《写真漢詩》 麒麟くん、空を翔ぶ。
東京・日本橋の「麒麟像」である。まだコロナ禍で人流も戻らず、平時ならライトアップの「麒麟像」の前に集う俄かカメラマン達もいない頃の日本橋である。「麒麟像」はコロナ禍下も、泰然!超然!そんな言葉がピッタリだ。ブロンズ像ではあるが、私はその姿を少しリスペクトした。
小さい頃、疑問に思ったことがある。動物園や絵本で見る首の長い「キリンさん」と、父親の飲む「キリンビール」のラベルの、首のそんなに長くない「麒麟」は同じ動物なのか?という疑問だ。子供としては、観察眼の鋭い私には同じ動物には思えなかった。ビールを飲んでいる父親に尋ねたが、父親の答えは曖昧で要領を得なかった。(きっと知らなかったのだろう。)
小学生になると、大相撲に「麒麟児」という力士が登場した。やがて彼は大関に昇進し、「大麒麟」と改名した。彼は首は短く足も短く、ずんぐりしている。(力士として理想型?だ)これは絶対に「キリンさん」ではない。どちらかと言えば「キリンビール」の「麒麟」の方だ。世の中には「キリンさん」とは違う、もう一つの「麒麟」が存在することを確信した。それで、小さい頃からの疑問は解消した。
「麒麟」、中国の神話に現れる伝説上の動物だ。麒が雄で麟が雌、雌雄同体の生き物だ。背丈は5m、顔は竜に似て、体型は鹿、牛の尾と馬の蹄を持ち、身体には鱗がある。「キリンさん」とはどこも似てない。
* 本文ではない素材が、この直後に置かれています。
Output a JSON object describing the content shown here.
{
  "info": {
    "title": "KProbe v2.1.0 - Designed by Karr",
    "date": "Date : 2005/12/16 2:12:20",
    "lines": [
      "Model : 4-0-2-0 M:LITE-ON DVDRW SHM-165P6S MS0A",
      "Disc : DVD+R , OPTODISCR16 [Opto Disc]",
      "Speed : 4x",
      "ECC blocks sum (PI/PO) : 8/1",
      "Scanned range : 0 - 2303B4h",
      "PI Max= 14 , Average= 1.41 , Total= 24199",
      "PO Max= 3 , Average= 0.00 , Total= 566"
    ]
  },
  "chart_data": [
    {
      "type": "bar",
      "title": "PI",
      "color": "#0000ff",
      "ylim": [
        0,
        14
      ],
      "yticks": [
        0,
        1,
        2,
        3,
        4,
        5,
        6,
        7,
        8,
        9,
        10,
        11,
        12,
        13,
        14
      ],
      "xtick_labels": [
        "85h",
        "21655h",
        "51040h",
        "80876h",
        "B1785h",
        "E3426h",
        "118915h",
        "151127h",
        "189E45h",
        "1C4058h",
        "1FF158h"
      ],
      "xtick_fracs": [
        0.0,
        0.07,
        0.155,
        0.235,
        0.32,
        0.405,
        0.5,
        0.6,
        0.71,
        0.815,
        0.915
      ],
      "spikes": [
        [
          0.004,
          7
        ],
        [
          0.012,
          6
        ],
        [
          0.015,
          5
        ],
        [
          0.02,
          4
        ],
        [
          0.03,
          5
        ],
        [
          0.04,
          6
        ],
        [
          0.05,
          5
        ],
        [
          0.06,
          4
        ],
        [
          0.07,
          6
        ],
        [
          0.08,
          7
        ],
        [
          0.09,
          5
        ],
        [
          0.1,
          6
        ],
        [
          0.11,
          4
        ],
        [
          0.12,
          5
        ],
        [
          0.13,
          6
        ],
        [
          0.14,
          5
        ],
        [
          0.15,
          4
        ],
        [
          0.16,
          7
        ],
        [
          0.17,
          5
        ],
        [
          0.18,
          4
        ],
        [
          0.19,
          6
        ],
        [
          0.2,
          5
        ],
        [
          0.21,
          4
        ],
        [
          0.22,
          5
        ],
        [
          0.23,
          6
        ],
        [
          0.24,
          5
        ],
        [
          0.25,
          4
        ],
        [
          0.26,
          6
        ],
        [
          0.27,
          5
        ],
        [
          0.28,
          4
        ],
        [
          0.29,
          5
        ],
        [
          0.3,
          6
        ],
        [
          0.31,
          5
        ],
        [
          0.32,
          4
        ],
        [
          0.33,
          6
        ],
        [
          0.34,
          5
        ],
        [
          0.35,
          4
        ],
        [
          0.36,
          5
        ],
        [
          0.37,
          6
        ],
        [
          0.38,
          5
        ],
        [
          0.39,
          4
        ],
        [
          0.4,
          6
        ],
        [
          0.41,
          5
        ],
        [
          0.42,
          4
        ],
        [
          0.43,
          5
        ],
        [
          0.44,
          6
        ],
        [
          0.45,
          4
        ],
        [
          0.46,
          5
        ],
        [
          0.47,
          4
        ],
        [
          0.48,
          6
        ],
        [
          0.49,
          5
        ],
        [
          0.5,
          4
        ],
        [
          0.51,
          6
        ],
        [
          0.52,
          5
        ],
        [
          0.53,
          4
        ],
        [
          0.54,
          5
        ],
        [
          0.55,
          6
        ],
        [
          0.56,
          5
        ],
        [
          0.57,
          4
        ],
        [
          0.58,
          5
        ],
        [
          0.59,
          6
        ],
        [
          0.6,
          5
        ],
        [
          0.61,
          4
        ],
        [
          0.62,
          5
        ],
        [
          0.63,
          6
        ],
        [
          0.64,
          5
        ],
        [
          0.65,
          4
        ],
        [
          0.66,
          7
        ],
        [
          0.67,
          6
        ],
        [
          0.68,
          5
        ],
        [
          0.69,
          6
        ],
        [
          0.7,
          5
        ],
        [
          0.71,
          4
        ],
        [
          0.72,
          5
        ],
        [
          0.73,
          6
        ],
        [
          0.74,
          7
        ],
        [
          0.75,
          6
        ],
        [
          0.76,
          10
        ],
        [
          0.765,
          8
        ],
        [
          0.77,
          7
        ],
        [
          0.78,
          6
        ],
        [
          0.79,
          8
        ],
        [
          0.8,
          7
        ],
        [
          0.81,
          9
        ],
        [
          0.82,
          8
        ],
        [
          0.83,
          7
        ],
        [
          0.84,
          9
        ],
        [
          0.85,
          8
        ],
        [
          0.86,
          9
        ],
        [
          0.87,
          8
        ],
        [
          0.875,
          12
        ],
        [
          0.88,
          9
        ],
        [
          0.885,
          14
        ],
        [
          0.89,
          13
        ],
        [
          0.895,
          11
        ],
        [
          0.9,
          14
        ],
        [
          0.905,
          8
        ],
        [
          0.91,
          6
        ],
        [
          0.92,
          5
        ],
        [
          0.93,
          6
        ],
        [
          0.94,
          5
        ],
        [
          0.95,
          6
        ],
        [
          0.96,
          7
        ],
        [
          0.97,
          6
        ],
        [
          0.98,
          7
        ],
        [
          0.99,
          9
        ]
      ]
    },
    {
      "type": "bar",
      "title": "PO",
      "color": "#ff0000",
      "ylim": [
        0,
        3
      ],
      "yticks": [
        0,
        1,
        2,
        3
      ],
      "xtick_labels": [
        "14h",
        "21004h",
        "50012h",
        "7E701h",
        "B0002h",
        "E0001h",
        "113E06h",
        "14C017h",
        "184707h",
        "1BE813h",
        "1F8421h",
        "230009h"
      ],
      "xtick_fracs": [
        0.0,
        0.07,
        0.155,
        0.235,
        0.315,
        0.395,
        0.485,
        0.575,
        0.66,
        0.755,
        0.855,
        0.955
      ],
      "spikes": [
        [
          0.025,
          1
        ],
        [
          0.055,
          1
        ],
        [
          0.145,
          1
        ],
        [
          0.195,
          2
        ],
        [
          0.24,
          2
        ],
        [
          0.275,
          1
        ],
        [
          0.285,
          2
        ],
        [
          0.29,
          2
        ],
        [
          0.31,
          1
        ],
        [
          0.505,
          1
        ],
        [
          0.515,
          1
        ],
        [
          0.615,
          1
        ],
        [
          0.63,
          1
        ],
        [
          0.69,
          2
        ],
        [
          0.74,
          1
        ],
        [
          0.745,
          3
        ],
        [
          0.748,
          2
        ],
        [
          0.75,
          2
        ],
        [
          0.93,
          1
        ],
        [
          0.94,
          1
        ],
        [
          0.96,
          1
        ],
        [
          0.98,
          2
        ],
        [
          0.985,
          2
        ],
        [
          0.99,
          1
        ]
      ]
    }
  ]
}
なのに明の永楽帝が献上された「キリンさん」が「麒麟」と似ているとしたことから、この混同が始まった。(悪いのは永楽帝だ!全然似ていない!)
ところで、漢詩にある日本橋の「麒麟像」、こちらは彫刻家・渡辺長男の傑作である。中国神話の「麒麟」の姿を忠実に再現している。唯、この日本橋の「麒麟」には、中国の神話には無い、オリジナルな造作が施されている。背中についている「翼」、いや「翼のようなもの」である。私もずーっと「翼」だと思っていたが、つい最近、テレビの美術番組を見ていて誤りに気が付いた。この「翼のようなもの」の正体は、製作者・渡辺長男曰く「背鰭」だそうだ。(成程、翼であるなら羽根があるはずだ。)そして、彼は「麒麟」が大空を飛翔することをイメージしていたと言う。でも本当に「鰭」で空を飛べるのか?それも疑問だ。
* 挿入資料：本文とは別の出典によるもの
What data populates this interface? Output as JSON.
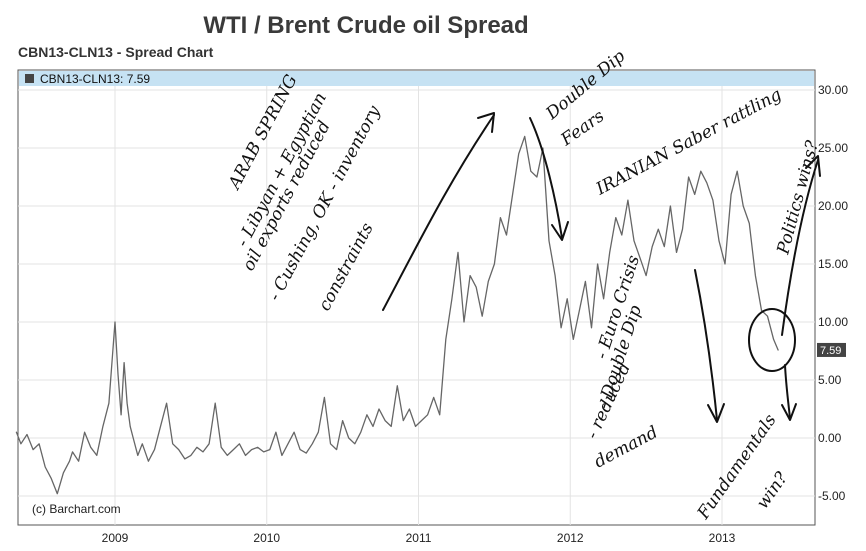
{
  "chart_data": {
    "type": "line",
    "title": "WTI / Brent Crude oil Spread",
    "subtitle": "CBN13-CLN13 - Spread Chart",
    "legend_label": "CBN13-CLN13: 7.59",
    "last_value_label": "7.59",
    "credit": "(c) Barchart.com",
    "x_ticks": [
      "2009",
      "2010",
      "2011",
      "2012",
      "2013"
    ],
    "y_ticks": [
      "30.00",
      "25.00",
      "20.00",
      "15.00",
      "10.00",
      "5.00",
      "0.00",
      "-5.00"
    ],
    "ylim": [
      -7,
      31
    ],
    "xlim": [
      2008.35,
      2013.95
    ],
    "grid": true,
    "legend_position": "top-left",
    "line_color": "#666666",
    "highlight_color": "#c6e2f3",
    "series": [
      {
        "x": [
          2008.35,
          2008.38,
          2008.42,
          2008.46,
          2008.5,
          2008.54,
          2008.58,
          2008.62,
          2008.66,
          2008.7,
          2008.72,
          2008.76,
          2008.8,
          2008.84,
          2008.88,
          2008.92,
          2008.96,
          2009.0,
          2009.02,
          2009.04,
          2009.06,
          2009.08,
          2009.1,
          2009.12,
          2009.15,
          2009.18,
          2009.22,
          2009.26,
          2009.3,
          2009.34,
          2009.38,
          2009.42,
          2009.46,
          2009.5,
          2009.54,
          2009.58,
          2009.62,
          2009.66,
          2009.7,
          2009.74,
          2009.78,
          2009.82,
          2009.86,
          2009.9,
          2009.94,
          2009.98,
          2010.02,
          2010.06,
          2010.1,
          2010.14,
          2010.18,
          2010.22,
          2010.26,
          2010.3,
          2010.34,
          2010.38,
          2010.42,
          2010.46,
          2010.5,
          2010.54,
          2010.58,
          2010.62,
          2010.66,
          2010.7,
          2010.74,
          2010.78,
          2010.82,
          2010.86,
          2010.9,
          2010.94,
          2010.98,
          2011.02,
          2011.06,
          2011.1,
          2011.14,
          2011.18,
          2011.22,
          2011.26,
          2011.3,
          2011.34,
          2011.38,
          2011.42,
          2011.46,
          2011.5,
          2011.54,
          2011.58,
          2011.62,
          2011.66,
          2011.7,
          2011.74,
          2011.78,
          2011.82,
          2011.86,
          2011.9,
          2011.94,
          2011.98,
          2012.02,
          2012.06,
          2012.1,
          2012.14,
          2012.18,
          2012.22,
          2012.26,
          2012.3,
          2012.34,
          2012.38,
          2012.42,
          2012.46,
          2012.5,
          2012.54,
          2012.58,
          2012.62,
          2012.66,
          2012.7,
          2012.74,
          2012.78,
          2012.82,
          2012.86,
          2012.9,
          2012.94,
          2012.98,
          2013.02,
          2013.06,
          2013.1,
          2013.14,
          2013.18,
          2013.22,
          2013.26,
          2013.3,
          2013.34,
          2013.37
        ],
        "values": [
          0.5,
          -0.5,
          0.3,
          -1.0,
          -0.5,
          -2.5,
          -3.5,
          -4.8,
          -3.0,
          -2.0,
          -1.2,
          -2.0,
          0.5,
          -0.8,
          -1.5,
          1.0,
          3.0,
          10.0,
          5.5,
          2.0,
          6.5,
          3.0,
          1.0,
          0.0,
          -1.5,
          -0.5,
          -2.0,
          -1.0,
          1.0,
          3.0,
          -0.5,
          -1.0,
          -1.8,
          -1.5,
          -0.8,
          -1.2,
          -0.5,
          3.0,
          -0.8,
          -1.5,
          -1.0,
          -0.5,
          -1.5,
          -1.0,
          -0.8,
          -1.2,
          -1.0,
          0.5,
          -1.5,
          -0.5,
          0.5,
          -1.0,
          -1.3,
          -0.5,
          0.5,
          3.5,
          -0.5,
          -1.0,
          1.5,
          0.0,
          -0.5,
          0.5,
          2.0,
          1.0,
          2.5,
          1.5,
          1.0,
          4.5,
          1.5,
          2.5,
          1.0,
          1.5,
          2.0,
          3.5,
          2.0,
          8.5,
          12.0,
          16.0,
          10.0,
          14.0,
          13.0,
          10.5,
          13.5,
          15.0,
          19.0,
          17.5,
          21.0,
          24.5,
          26.0,
          23.0,
          22.5,
          25.0,
          17.0,
          14.0,
          9.5,
          12.0,
          8.5,
          11.0,
          13.5,
          9.5,
          15.0,
          12.0,
          16.0,
          19.0,
          17.5,
          20.5,
          17.0,
          15.5,
          14.0,
          16.5,
          18.0,
          16.5,
          20.0,
          16.0,
          18.0,
          22.5,
          21.0,
          23.0,
          22.0,
          20.5,
          17.0,
          15.0,
          21.0,
          23.0,
          20.0,
          18.5,
          14.0,
          11.0,
          10.5,
          8.5,
          7.59
        ]
      }
    ]
  },
  "annotations": {
    "arab_spring": "ARAB SPRING",
    "libyan": "- Libyan + Egyptian",
    "oil_exports": "oil exports reduced",
    "cushing": "- Cushing, OK - inventory",
    "constraints": "constraints",
    "double_dip": "Double Dip",
    "fears": "Fears",
    "iranian": "IRANIAN Saber rattling",
    "politics": "Politics wins?",
    "euro": "- Euro Crisis",
    "double_dip2": "- Double Dip",
    "reduced": "- reduced",
    "demand": "demand",
    "fundamentals": "Fundamentals",
    "win": "win?"
  }
}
ここでまた新たな疑問が首をもたげた。小説も映画も大ヒットした「麒麟の翼」の作者・東野圭吾は、「麒麟の翼」が、実は鰭であったことは知っていたのか?知らなかったのか?知っていたけど、「麒麟の鰭」ではヒットしないと思い、敢えて「麒麟の翼」にしたのか?疑問だ!でも、答えは大ベストセラー作家の胸の中、こちらの疑問は、そう簡単には解消しないだろう。